About 50 others are still missing.
"The wreck was last Thursday but we only found out yesterday when the survivors arrived this Monday in the Paquitequete neighbourhood in Pemba and narrated what happened," said Taibo Ali, a young volunteer who has been helping the survivors find shelter.
"Some people managed to swim using jerrycans as a float. But there were only a few people just to tell the story.
"One survivor said she lost an 11-year-old son to the wreck and the body has not yet been recovered," said the young Muslim volunteer who works alongside other students, unaided in the region.

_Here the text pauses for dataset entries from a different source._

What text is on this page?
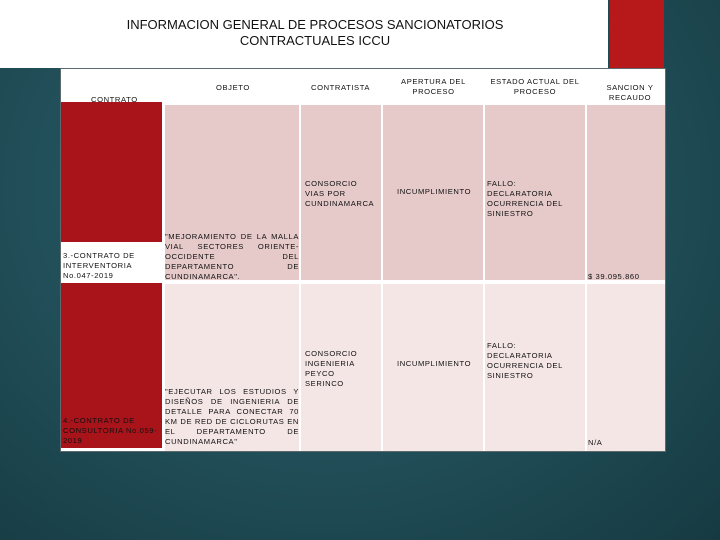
INFORMACION GENERAL DE PROCESOS SANCIONATORIOS
CONTRACTUALES ICCU
CONTRATO
OBJETO	CONTRATISTA
APERTURA DEL PROCESO
ESTADO ACTUAL DEL PROCESO	SANCION Y RECAUDO
3.-CONTRATO DE INTERVENTORIA No.047-2019
"MEJORAMIENTO DE LA MALLA VIAL SECTORES ORIENTE-OCCIDENTE DEL DEPARTAMENTO DE CUNDINAMARCA".
CONSORCIO VIAS POR CUNDINAMARCA
INCUMPLIMIENTO
FALLO: DECLARATORIA OCURRENCIA DEL SINIESTRO
$ 39.095.860
4.-CONTRATO DE CONSULTORIA No.059-2019
"EJECUTAR LOS ESTUDIOS Y DISEÑOS DE INGENIERIA DE DETALLE PARA CONECTAR 70 KM DE RED DE CICLORUTAS EN EL DEPARTAMENTO DE CUNDINAMARCA"
CONSORCIO INGENIERIA PEYCO SERINCO
INCUMPLIMIENTO
FALLO: DECLARATORIA OCURRENCIA DEL SINIESTRO
N/A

A shadowy insurgency has wreaked havoc in Mozambique's Cabo Delgado province over the past three years, targeting villages and towns in a bid to establish an Islamist caliphate.
With the recent intensification of attacks in the districts of Central and North Cabo Delgado, thousands of people have left their villages to seek refuge in safer areas towards the south.

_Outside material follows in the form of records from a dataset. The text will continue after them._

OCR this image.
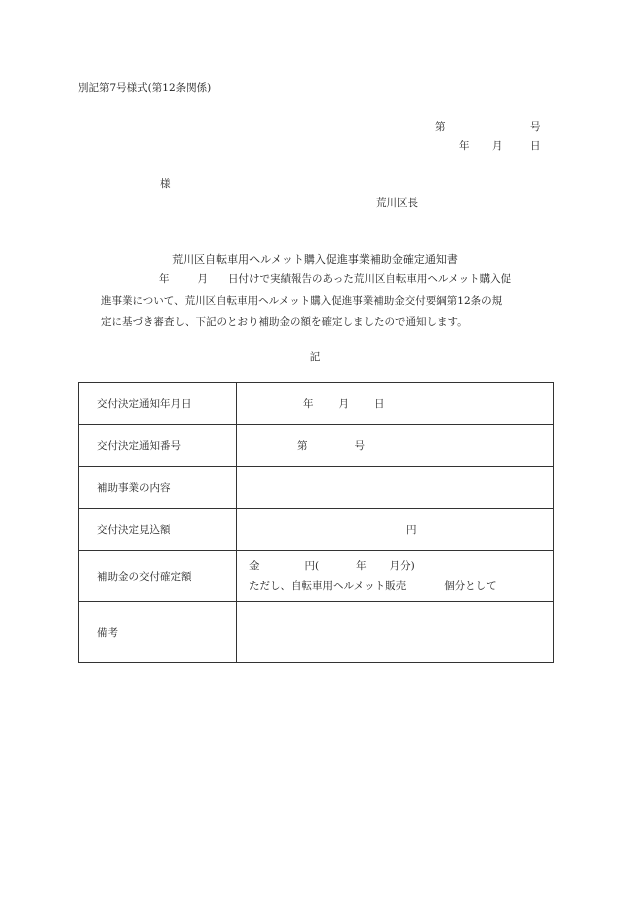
別記第7号様式(第12条関係)
第	号
年 月	日
様
荒川区長
荒川区自転車用ヘルメット購入促進事業補助金確定通知書
年	月 日付けで実績報告のあった荒川区自転車用ヘルメット購入促
進事業について、荒川区自転車用ヘルメット購入促進事業補助金交付要綱第12条の規
定に基づき審査し、下記のとおり補助金の額を確定しましたので通知します。
記
交付決定通知年月日	年 月 日
交付決定通知番号	第 号
補助事業の内容	
交付決定見込額	円
補助金の交付確定額	金 円( 年 月分)
ただし、自転車用ヘルメット販売 個分として

備考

The roadside attacks that began in 2017 have left people with no option but to be transported on sailing boats, without life jackets, on long journeys on the high seas that take about four days on average.
10,000 displaced on boats
Amade Abubacar, a journalist based in Pemba, told AFP that "according to the survivors, the boat was carrying around 70 people and only about 20 survived."

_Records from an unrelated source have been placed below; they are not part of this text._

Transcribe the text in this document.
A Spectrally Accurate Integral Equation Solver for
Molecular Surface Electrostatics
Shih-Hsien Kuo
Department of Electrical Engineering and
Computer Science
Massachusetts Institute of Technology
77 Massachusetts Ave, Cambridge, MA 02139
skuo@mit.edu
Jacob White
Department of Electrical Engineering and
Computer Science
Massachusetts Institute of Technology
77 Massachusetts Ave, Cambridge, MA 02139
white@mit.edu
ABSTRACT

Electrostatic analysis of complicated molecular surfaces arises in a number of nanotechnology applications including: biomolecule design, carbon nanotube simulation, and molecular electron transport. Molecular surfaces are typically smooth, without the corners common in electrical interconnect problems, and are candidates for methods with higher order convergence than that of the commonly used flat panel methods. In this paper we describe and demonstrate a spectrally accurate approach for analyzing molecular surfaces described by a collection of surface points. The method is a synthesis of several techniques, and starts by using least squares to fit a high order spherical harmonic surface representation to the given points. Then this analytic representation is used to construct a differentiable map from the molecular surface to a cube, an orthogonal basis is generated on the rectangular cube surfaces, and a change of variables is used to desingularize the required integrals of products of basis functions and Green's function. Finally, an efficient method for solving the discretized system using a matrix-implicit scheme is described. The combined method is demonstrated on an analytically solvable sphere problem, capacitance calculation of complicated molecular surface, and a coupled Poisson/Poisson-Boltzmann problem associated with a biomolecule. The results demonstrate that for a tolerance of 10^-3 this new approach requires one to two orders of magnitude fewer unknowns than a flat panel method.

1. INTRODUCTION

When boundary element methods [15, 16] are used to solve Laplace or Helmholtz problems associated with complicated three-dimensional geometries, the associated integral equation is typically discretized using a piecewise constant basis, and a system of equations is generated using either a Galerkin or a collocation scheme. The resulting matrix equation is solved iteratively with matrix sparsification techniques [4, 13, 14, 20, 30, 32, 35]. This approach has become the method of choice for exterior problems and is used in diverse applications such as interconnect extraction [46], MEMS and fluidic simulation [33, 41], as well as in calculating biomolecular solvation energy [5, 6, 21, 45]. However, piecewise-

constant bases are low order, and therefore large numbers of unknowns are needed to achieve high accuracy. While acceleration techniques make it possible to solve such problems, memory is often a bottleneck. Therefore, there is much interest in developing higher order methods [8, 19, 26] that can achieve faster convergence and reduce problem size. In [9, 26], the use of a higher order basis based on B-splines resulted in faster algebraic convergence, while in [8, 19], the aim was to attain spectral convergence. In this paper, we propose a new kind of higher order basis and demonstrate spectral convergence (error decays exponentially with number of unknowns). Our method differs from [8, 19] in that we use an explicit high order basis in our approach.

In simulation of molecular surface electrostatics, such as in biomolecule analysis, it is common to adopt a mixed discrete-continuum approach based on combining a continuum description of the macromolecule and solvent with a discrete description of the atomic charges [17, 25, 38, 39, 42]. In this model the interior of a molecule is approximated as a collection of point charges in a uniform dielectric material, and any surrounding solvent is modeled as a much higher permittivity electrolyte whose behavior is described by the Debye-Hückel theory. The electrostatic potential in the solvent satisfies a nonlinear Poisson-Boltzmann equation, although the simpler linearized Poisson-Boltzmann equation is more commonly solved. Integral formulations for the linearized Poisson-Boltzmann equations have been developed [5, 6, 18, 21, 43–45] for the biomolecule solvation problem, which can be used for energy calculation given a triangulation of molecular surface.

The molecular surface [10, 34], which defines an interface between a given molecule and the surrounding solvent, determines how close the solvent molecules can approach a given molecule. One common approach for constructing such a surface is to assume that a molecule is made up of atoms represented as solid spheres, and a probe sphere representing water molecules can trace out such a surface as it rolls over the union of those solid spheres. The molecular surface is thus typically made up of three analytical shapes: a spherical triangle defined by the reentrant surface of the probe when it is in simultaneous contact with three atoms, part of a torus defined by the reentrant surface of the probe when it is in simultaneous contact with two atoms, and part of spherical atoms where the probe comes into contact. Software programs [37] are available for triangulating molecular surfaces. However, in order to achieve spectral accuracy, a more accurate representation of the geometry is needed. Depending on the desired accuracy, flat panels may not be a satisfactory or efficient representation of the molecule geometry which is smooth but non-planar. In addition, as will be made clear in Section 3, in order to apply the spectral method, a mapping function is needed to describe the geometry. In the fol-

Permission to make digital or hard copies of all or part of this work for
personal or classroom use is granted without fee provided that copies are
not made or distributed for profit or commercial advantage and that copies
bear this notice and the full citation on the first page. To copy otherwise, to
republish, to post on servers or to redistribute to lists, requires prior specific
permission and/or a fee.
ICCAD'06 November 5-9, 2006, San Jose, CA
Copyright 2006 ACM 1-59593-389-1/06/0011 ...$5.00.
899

The aid-dependent southern African country has no means of rescuing people from the areas of attacks to safer areas.
According to locals, even the fishing boats that have been adapted to transport people now haul more than three times their capacity.
Police spokesman Ernesto Madungue told AFP that the incident was "not yet confirmed".
"I interacted with colleagues from the coastal police who still have no confirmation," said Madungue.
"We are waiting for the investigation."
About 100,000 internally displaced people have sought refuge in and around Pemba in temporary shelters, such as school buildings, or with host families, increasing by one third the city's inhabitants, according to a statement released by Doctors Without Borders (MSF) on Tuesday.
"Approximately 10,000 displaced people arrived by boat to the provincial capital of Pemba last week alone," said MSF coordinator in Cabo Delgado, Joaquim Guinart.
"They were dehydrated. Women gave birth at sea. There have been cases of severe, potentially fatal diarrhoea," he said, adding that pressure was mounting on local medical staff who have seen about 20,000 people arriving over the past month.
"More will continue to come," he warned.
There are few details about the jihadist group named Al-Shabaab, which has no known links to the group of the name operating in Somalia.
Mozambique's Al-Shabaab has staged more than 600 attacks across 10 of Cabo Delgado's 17 districts, according to a US-based NGO, the Armed Conflict Location & Event Data (ACLED) group.
ACLED has also documented more than 2,000 deaths, at least 1,100 of them civilians.